On December 1, 2015, the Government of Ontario passed Bill 113, the Police Record Checks Reform Act, 2015. The Act, which is not yet in force, states what information can be released through police record checks and creates uniformity in disclosure procedures. Consequently, individuals and organizations seeking to obtain police record checks will only be able to do so in the manner prescribed by the Act.
Currently, employers who require a police record check as part of their screening process may receive records of withdrawn charges, acquittals, mental health detentions and suicide attempts. Under the new legislation, police services are prohibited, except in limited circumstances, from disclosing mental health records, non-conviction records – such as acquittals and withdrawn charges – and records from police “carding” checks.

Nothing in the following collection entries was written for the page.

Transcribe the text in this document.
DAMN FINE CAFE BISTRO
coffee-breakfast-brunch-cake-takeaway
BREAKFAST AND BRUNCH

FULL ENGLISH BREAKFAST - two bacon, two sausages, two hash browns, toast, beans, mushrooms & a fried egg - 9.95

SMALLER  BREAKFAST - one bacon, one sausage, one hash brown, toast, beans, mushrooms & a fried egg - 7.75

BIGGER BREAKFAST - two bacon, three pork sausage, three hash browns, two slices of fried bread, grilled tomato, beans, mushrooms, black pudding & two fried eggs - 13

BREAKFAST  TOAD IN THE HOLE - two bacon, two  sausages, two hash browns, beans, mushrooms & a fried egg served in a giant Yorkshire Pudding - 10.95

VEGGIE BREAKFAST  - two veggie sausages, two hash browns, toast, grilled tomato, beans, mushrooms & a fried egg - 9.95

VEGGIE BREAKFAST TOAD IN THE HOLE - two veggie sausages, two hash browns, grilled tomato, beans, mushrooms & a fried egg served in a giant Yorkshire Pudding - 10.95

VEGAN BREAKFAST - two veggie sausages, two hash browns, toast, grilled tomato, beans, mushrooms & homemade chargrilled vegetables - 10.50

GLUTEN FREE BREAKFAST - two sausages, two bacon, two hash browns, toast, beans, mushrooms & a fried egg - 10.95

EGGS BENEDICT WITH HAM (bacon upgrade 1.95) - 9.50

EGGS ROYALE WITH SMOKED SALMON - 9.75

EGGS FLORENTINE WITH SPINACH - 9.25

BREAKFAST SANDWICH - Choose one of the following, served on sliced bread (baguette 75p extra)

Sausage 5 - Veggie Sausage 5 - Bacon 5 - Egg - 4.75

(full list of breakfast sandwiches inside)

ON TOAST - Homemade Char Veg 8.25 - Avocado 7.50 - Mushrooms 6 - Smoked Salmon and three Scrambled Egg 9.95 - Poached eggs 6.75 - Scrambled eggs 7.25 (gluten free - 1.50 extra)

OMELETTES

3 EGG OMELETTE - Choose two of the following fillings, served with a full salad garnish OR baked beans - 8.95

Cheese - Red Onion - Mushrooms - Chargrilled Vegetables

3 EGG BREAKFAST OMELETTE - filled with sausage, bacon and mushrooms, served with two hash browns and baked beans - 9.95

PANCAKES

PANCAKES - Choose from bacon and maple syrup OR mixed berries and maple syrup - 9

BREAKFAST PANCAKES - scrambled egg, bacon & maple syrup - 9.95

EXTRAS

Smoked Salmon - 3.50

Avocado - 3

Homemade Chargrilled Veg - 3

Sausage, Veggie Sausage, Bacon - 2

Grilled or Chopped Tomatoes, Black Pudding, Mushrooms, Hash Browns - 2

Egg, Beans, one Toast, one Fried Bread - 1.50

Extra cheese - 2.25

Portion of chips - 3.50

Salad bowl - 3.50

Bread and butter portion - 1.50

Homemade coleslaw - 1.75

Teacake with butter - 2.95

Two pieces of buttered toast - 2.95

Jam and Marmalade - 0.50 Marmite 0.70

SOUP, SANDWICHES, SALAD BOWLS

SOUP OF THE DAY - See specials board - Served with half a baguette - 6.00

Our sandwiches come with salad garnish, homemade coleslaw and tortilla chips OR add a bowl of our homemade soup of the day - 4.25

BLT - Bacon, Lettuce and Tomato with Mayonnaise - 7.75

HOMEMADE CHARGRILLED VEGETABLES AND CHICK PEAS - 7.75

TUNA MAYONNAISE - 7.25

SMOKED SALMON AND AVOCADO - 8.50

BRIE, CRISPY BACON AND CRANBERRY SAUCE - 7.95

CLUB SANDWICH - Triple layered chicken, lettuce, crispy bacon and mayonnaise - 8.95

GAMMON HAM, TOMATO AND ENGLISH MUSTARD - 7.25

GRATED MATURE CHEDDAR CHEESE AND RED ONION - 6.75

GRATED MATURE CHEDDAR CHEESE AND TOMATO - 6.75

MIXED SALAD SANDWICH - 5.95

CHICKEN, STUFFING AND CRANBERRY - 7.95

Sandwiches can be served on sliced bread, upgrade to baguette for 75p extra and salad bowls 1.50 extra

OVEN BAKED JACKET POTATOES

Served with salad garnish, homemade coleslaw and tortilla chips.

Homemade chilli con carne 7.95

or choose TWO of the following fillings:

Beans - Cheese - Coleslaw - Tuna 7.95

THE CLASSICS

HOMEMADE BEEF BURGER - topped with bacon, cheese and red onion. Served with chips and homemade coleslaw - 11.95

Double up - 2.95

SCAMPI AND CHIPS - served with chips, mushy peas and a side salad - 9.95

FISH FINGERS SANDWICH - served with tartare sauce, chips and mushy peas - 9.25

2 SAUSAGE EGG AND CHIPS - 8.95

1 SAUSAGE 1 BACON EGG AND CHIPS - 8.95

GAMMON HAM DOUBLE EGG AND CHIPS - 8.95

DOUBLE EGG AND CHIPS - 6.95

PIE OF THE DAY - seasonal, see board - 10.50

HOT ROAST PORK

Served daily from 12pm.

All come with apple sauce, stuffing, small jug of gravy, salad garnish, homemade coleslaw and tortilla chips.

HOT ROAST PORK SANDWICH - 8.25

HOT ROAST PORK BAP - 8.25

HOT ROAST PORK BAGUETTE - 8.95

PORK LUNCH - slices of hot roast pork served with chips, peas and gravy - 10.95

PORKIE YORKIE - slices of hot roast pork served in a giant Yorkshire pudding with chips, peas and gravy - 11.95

The Act applies to any individual or organization requiring a police check for purposes such as screening an individual to determine “his or her suitability for employment, volunteer work, a licence, an office, membership in any private body, or to provide or receive goods” or for “assessing his or her application to an educational institution or program”.
The Act also standardizes procedures pertaining to police record checks. The Act explicitly requires that police services provide the results of the record check to only the concerned individual and to no other party without that individual’s consent. The Act also establishes a reconsideration framework should anyone believe that information has been erroneously included on their police record check. Moreover, the Act places a requirement on employers who receive information from a police record check to not use it or disclose it except for the purpose for which it was requested or as authorized by law.
Bird Richard will keep readers apprised of the Act’s coming into force.